For years now, the public sector has enjoyed inflated wages (teachers especially) for very little in return.
Their index-linked inflated pensions are envied for their generosity, paid for effectively by tax payers. Even that former darling of the left, Ken Livingstone, recently admitted that Margaret Thatcher’s politics were, in the main, correct, resurrecting Britain’s futures, formerly the sick man of Europe.
Steve Davies, Totley Rise, S17
With public sector strikes looming, there is the usual outcry about what great pensions and salaries these workers have. May I inform readers of the other side of the coin?
I worked as a civil servant for 20 years, followed by two years in local government before I retired in 2009. A lot of the time I was working under intense pressure to hit daily targets. Failure to do so impacted on my future position and salary.
However, the most I ever earned was a little more than £15,000 a year.
Most of the other employees earned around the same.

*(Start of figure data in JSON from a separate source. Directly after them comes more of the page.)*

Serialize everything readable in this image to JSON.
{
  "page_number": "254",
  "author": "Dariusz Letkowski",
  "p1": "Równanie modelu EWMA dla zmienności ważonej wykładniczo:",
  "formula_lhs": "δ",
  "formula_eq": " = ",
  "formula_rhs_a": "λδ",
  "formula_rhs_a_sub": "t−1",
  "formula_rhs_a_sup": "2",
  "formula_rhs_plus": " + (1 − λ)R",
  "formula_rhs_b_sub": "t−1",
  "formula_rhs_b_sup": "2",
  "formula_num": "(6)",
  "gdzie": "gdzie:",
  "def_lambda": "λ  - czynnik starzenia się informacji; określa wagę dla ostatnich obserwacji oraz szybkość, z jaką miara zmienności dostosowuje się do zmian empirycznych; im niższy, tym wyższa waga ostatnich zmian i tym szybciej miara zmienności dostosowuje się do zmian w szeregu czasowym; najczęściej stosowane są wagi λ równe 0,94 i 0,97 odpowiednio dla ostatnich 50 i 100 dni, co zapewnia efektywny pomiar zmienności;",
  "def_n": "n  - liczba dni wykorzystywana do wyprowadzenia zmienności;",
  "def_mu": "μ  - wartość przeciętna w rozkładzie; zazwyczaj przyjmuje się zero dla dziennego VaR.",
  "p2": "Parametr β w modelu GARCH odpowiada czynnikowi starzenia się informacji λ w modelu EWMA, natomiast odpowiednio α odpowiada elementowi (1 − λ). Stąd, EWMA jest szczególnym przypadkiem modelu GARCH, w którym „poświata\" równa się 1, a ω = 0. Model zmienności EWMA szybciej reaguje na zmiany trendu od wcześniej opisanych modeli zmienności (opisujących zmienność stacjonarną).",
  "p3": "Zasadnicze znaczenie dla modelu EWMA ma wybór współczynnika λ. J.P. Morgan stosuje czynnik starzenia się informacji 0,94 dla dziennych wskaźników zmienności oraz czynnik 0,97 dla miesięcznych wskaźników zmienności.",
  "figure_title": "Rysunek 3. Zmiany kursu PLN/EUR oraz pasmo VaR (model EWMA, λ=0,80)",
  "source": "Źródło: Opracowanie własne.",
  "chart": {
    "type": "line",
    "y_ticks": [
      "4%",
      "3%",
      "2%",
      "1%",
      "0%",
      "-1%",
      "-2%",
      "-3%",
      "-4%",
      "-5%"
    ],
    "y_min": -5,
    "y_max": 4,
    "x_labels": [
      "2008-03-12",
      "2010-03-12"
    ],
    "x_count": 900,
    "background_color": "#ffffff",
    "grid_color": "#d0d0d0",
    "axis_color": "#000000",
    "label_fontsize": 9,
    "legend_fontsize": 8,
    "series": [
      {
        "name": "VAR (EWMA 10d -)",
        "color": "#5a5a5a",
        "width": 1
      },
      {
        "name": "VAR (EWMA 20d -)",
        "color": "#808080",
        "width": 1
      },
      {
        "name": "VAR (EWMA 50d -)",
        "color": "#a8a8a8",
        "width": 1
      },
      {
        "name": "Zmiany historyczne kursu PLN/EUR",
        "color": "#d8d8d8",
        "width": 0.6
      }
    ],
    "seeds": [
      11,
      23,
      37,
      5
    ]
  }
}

Many of my younger colleagues were entitled to claim benefits, just like anyone else on low pay (my son is one of them and with nearly 20 years service earns only around £17,000 a year).
Their pay was about half the national average, so it is extremely unfair to say they have comfortable salaries and lifestyles. The big salaries go to relatively few, but because of the way it is reported the public think that all public sector workers earn such salaries.
As for gold-plated pensions, that’s a misnomer too. From the day I joined the civil service I paid into my pension from my salary. I also opted to pay additional voluntary payments to top up my pension. After 20 years, my pension is worth just over £400 a month. Hardly Utopia!
While people might not agree with the strikes, they should at least base their judgement on the conditions for the majority of public servants, not the minority.